Tiotropium delivered via Soft Mist Inhaler (but not via HandiHaler) increases all-cause mortality in patients with chronic obstructive pulmonary disease (COPD) (odds ratio [OR] = 1.5; 95% CI, 1.05-2.11). The biological basis for this difference is not clear, though it may be due to differences in dose or peak dose between delivery methods. This was a network meta-analysis, so the results are not as robust as those based entirely on direct comparisons. However, the direct comparison data were consistent with the network meta-analysis comparisons. (LOE = 1a-)
Dong YH, Lin HH, Shau WY, Wu YC, Chang CH, Lai MS. Comparative safety of inhaled medications in patients with chronic obstructive pulmonary disease: systematic review and mixed treatment comparison meta-analysis of randomised controlled trials. Thorax 2013;68(1):48-56. [PMID:23042705]
Meta-analysis (randomized controlled trials)

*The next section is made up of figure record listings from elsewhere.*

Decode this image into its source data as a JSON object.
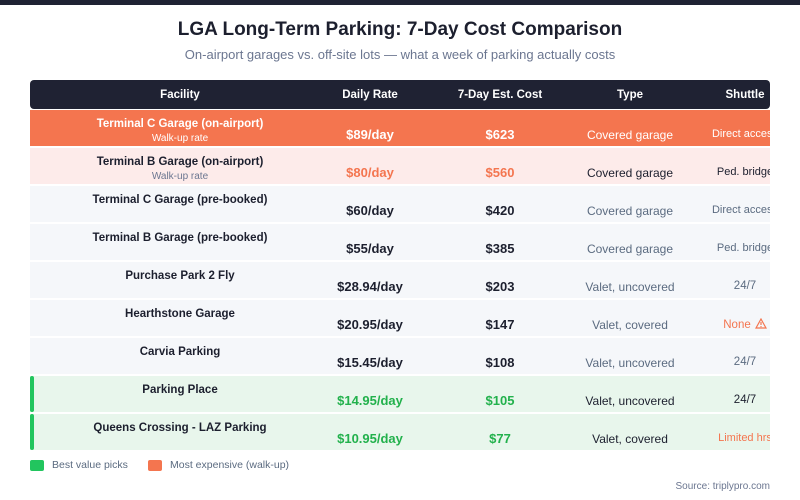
{
  "header": {
    "title": "LGA Long-Term Parking: 7-Day Cost Comparison",
    "subtitle": "On-airport garages vs. off-site lots — what a week of parking actually costs"
  },
  "table": {
    "columns": [
      "Facility",
      "Daily Rate",
      "7-Day Est. Cost",
      "Type",
      "Shuttle"
    ],
    "rows": [
      {
        "facility": "Terminal C Garage (on-airport)",
        "note": "Walk-up rate",
        "rate": "$89/day",
        "cost": "$623",
        "type": "Covered garage",
        "shuttle": "Direct access",
        "highlight": "expensive"
      },
      {
        "facility": "Terminal B Garage (on-airport)",
        "note": "Walk-up rate",
        "rate": "$80/day",
        "cost": "$560",
        "type": "Covered garage",
        "shuttle": "Ped. bridge",
        "highlight": "expensive-light"
      },
      {
        "facility": "Terminal C Garage (pre-booked)",
        "rate": "$60/day",
        "cost": "$420",
        "type": "Covered garage",
        "shuttle": "Direct access"
      },
      {
        "facility": "Terminal B Garage (pre-booked)",
        "rate": "$55/day",
        "cost": "$385",
        "type": "Covered garage",
        "shuttle": "Ped. bridge"
      },
      {
        "facility": "Purchase Park 2 Fly",
        "rate": "$28.94/day",
        "cost": "$203",
        "type": "Valet, uncovered",
        "shuttle": "24/7"
      },
      {
        "facility": "Hearthstone Garage",
        "rate": "$20.95/day",
        "cost": "$147",
        "type": "Valet, covered",
        "shuttle": "None",
        "warning": true
      },
      {
        "facility": "Carvia Parking",
        "rate": "$15.45/day",
        "cost": "$108",
        "type": "Valet, uncovered",
        "shuttle": "24/7"
      },
      {
        "facility": "Parking Place",
        "rate": "$14.95/day",
        "cost": "$105",
        "type": "Valet, uncovered",
        "shuttle": "24/7",
        "highlight": "best"
      },
      {
        "facility": "Queens Crossing - LAZ Parking",
        "rate": "$10.95/day",
        "cost": "$77",
        "type": "Valet, covered",
        "shuttle": "Limited hrs",
        "highlight": "best"
      }
    ]
  },
  "legend": [
    {
      "label": "Best value picks",
      "color": "#22c55e"
    },
    {
      "label": "Most expensive (walk-up)",
      "color": "#f4754f"
    }
  ],
  "source": "Source: triplypro.com"
}
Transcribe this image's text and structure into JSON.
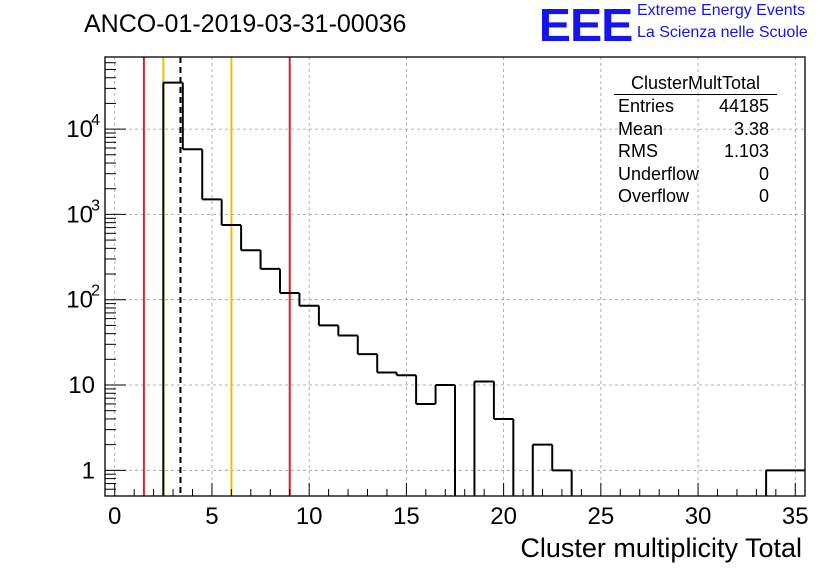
{
  "chart_data": {
    "type": "bar",
    "title": "ANCO-01-2019-03-31-00036",
    "xlabel": "Cluster multiplicity Total",
    "ylabel": "",
    "yscale": "log",
    "xlim": [
      -0.5,
      35.5
    ],
    "ylim": [
      0.5,
      70000
    ],
    "grid": true,
    "x_ticks": [
      "0",
      "5",
      "10",
      "15",
      "20",
      "25",
      "30",
      "35"
    ],
    "y_ticks": [
      {
        "value": 1,
        "base": "1",
        "exp": ""
      },
      {
        "value": 10,
        "base": "10",
        "exp": ""
      },
      {
        "value": 100,
        "base": "10",
        "exp": "2"
      },
      {
        "value": 1000,
        "base": "10",
        "exp": "3"
      },
      {
        "value": 10000,
        "base": "10",
        "exp": "4"
      }
    ],
    "bin_width": 1,
    "bin_centers": [
      0,
      1,
      2,
      3,
      4,
      5,
      6,
      7,
      8,
      9,
      10,
      11,
      12,
      13,
      14,
      15,
      16,
      17,
      18,
      19,
      20,
      21,
      22,
      23,
      24,
      25,
      26,
      27,
      28,
      29,
      30,
      31,
      32,
      33,
      34,
      35
    ],
    "values": [
      0,
      0,
      0,
      35000,
      5800,
      1500,
      750,
      380,
      230,
      120,
      85,
      50,
      38,
      23,
      14,
      13,
      6,
      10,
      0,
      11,
      4,
      0,
      2,
      1,
      0,
      0,
      0,
      0,
      0,
      0,
      0,
      0,
      0,
      0,
      1,
      1
    ],
    "lines": [
      {
        "x": 1.5,
        "color": "#dd2222",
        "style": "solid"
      },
      {
        "x": 2.5,
        "color": "#f0c000",
        "style": "solid"
      },
      {
        "x": 3.38,
        "color": "#000000",
        "style": "dashed"
      },
      {
        "x": 6.0,
        "color": "#f0c000",
        "style": "solid"
      },
      {
        "x": 9.0,
        "color": "#dd2222",
        "style": "solid"
      }
    ]
  },
  "logo": {
    "text": "EEE",
    "line1": "Extreme Energy Events",
    "line2": "La Scienza nelle Scuole",
    "color": "#1414ee"
  },
  "stats": {
    "title": "ClusterMultTotal",
    "rows": [
      {
        "label": "Entries",
        "value": "44185"
      },
      {
        "label": "Mean",
        "value": "3.38"
      },
      {
        "label": "RMS",
        "value": "1.103"
      },
      {
        "label": "Underflow",
        "value": "0"
      },
      {
        "label": "Overflow",
        "value": "0"
      }
    ]
  }
}
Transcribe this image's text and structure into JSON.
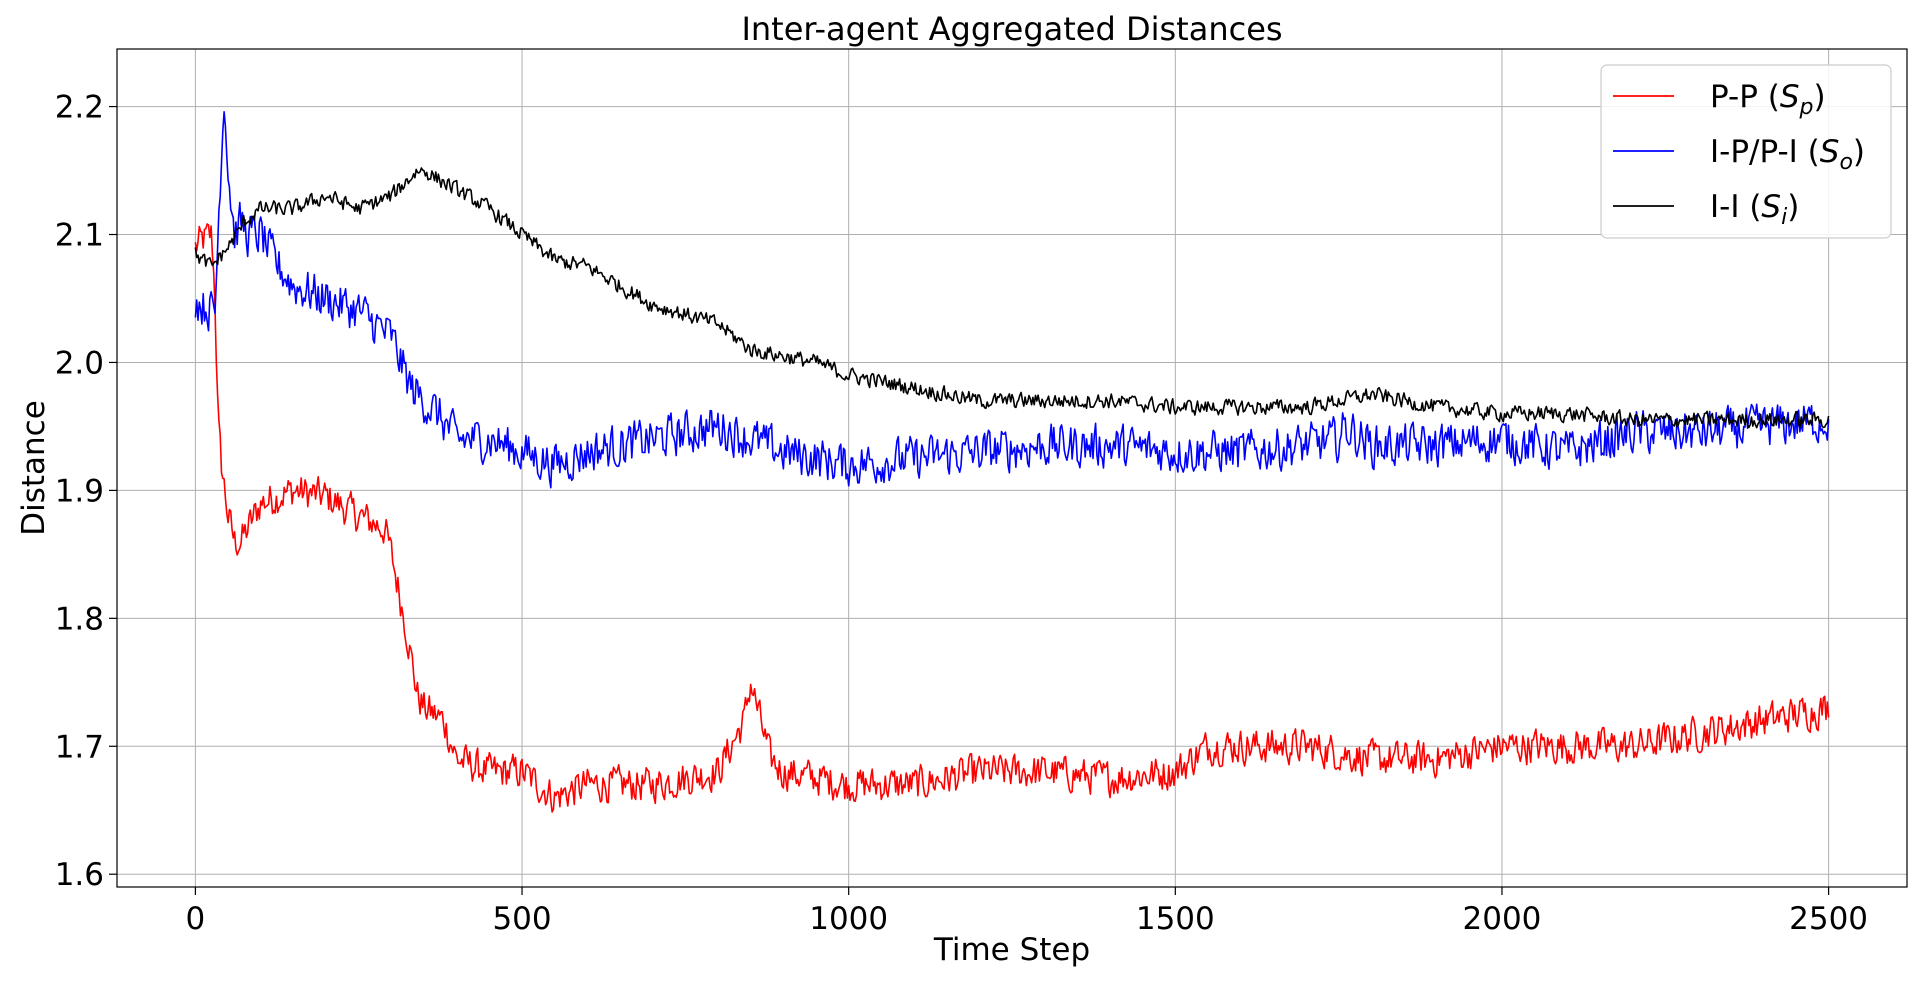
{
  "chart_data": {
    "type": "line",
    "title": "Inter-agent Aggregated Distances",
    "xlabel": "Time Step",
    "ylabel": "Distance",
    "xlim": [
      -120,
      2620
    ],
    "ylim": [
      1.59,
      2.245
    ],
    "xticks": [
      0,
      500,
      1000,
      1500,
      2000,
      2500
    ],
    "yticks": [
      1.6,
      1.7,
      1.8,
      1.9,
      2.0,
      2.1,
      2.2
    ],
    "ytick_labels": [
      "1.6",
      "1.7",
      "1.8",
      "1.9",
      "2.0",
      "2.1",
      "2.2"
    ],
    "grid": true,
    "legend_position": "top-right",
    "series": [
      {
        "name": "P-P (Sp)",
        "label_main": "P-P (",
        "label_var": "S",
        "label_sub": "p",
        "label_end": ")",
        "color": "#ff0000",
        "noise": 0.018,
        "x": [
          0,
          10,
          25,
          30,
          35,
          40,
          50,
          60,
          70,
          80,
          100,
          150,
          200,
          250,
          290,
          300,
          320,
          340,
          350,
          380,
          400,
          450,
          500,
          550,
          600,
          700,
          800,
          840,
          850,
          880,
          900,
          1000,
          1100,
          1200,
          1300,
          1400,
          1500,
          1550,
          1600,
          1700,
          1800,
          1900,
          2000,
          2100,
          2200,
          2300,
          2400,
          2500
        ],
        "y": [
          2.09,
          2.095,
          2.1,
          2.05,
          1.95,
          1.92,
          1.88,
          1.86,
          1.86,
          1.87,
          1.89,
          1.9,
          1.895,
          1.88,
          1.87,
          1.85,
          1.8,
          1.74,
          1.73,
          1.72,
          1.69,
          1.68,
          1.68,
          1.66,
          1.67,
          1.67,
          1.68,
          1.72,
          1.75,
          1.69,
          1.68,
          1.67,
          1.67,
          1.68,
          1.68,
          1.675,
          1.68,
          1.7,
          1.7,
          1.7,
          1.69,
          1.69,
          1.7,
          1.7,
          1.7,
          1.71,
          1.72,
          1.73
        ]
      },
      {
        "name": "I-P/P-I (So)",
        "label_main": "I-P/P-I (",
        "label_var": "S",
        "label_sub": "o",
        "label_end": ")",
        "color": "#0000ff",
        "noise": 0.022,
        "x": [
          0,
          10,
          30,
          40,
          45,
          50,
          60,
          70,
          80,
          90,
          100,
          120,
          150,
          200,
          250,
          300,
          330,
          370,
          400,
          450,
          500,
          550,
          600,
          700,
          800,
          900,
          1000,
          1100,
          1200,
          1300,
          1400,
          1500,
          1600,
          1700,
          1750,
          1760,
          1800,
          1900,
          2000,
          2100,
          2200,
          2300,
          2400,
          2500
        ],
        "y": [
          2.05,
          2.045,
          2.04,
          2.17,
          2.21,
          2.15,
          2.1,
          2.11,
          2.1,
          2.1,
          2.1,
          2.08,
          2.06,
          2.05,
          2.04,
          2.02,
          1.98,
          1.96,
          1.94,
          1.94,
          1.93,
          1.92,
          1.93,
          1.94,
          1.95,
          1.93,
          1.92,
          1.925,
          1.93,
          1.935,
          1.935,
          1.93,
          1.93,
          1.935,
          1.94,
          1.95,
          1.935,
          1.935,
          1.94,
          1.93,
          1.945,
          1.945,
          1.95,
          1.955
        ]
      },
      {
        "name": "I-I (Si)",
        "label_main": "I-I (",
        "label_var": "S",
        "label_sub": "i",
        "label_end": ")",
        "color": "#000000",
        "noise": 0.008,
        "x": [
          0,
          10,
          25,
          50,
          75,
          100,
          150,
          200,
          250,
          300,
          340,
          350,
          400,
          450,
          500,
          550,
          600,
          650,
          700,
          800,
          850,
          900,
          950,
          1000,
          1050,
          1100,
          1200,
          1300,
          1400,
          1500,
          1600,
          1700,
          1800,
          1900,
          2000,
          2100,
          2200,
          2300,
          2400,
          2500
        ],
        "y": [
          2.085,
          2.08,
          2.075,
          2.09,
          2.11,
          2.12,
          2.12,
          2.13,
          2.12,
          2.13,
          2.15,
          2.15,
          2.135,
          2.12,
          2.1,
          2.08,
          2.075,
          2.06,
          2.045,
          2.03,
          2.01,
          2.005,
          2.0,
          1.99,
          1.985,
          1.98,
          1.97,
          1.97,
          1.97,
          1.965,
          1.965,
          1.965,
          1.975,
          1.965,
          1.96,
          1.96,
          1.955,
          1.955,
          1.955,
          1.955
        ]
      }
    ]
  }
}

Although studies of COPD often focus on disease-oriented outcomes such as changes in forced expiratory volume in 1 second, what really matters is whether a medication reduces all-cause mortality. Some previous studies have found increases in mortality with tiotropium and long-acting beta agonists (LABAs) in patients with COPD. These authors set out to examine the effect of tiotropium as a dry powder delivered via a HandiHaler, tiotropium solution delivered via a Soft Mist Inhaler, LABAs alone, and the combination of LABAs and an inhaled corticosteroid (ICS) on mortality in patients with COPD. The authors did a careful search that identified 42 randomized controlled trials reporting all-cause mortality as an outcome, and 31 reporting cardiovascular death. They then performed a standard meta-analysis combining studies that directly compared 2 or more drugs. They also applied a relatively new approach in meta-analysis, called network meta-analysis or mixed treatment comparison meta-analysis. At the risk of oversimplifying, this allows indirect comparisons among related studies. For example, if study A compared drug 1 with drug 2, and study B compared drug 2 with drug 3, this approach allows us to indirectly compare drugs 1 and 3 using these data. Using both direct comparison and network meta-analysis, tiotropium delivered via SoftMist Inhaler caused an increase in all-cause mortality (OR = 1.5; 95% CI, 1.05-2.11 using direct comparison; OR = 1.54; 1.01-2.43 using network meta-analysis with a random effects model). This increase in mortality was not seen for tiotropium delivered via HandiHaler, and was not seen for any other comparison. The SoftMist formulation of tiotropium also increased cardiovascular mortality (OR = 1.96; 1.07-3.60 by direct comparison). Reduction in all-cause mortality was seen for LABAs plus ICS compared with ICS alone and compared with placebo. Results were generally similar regardless of the analytic method used, and similar for all-cause and cardiovascular mortality. The absolute probability of death was approximately 3% higher for patients given tiotropium by SoftMist Inhaler than for those using other inhalers, over a mean 1.2-year duration of the included studies.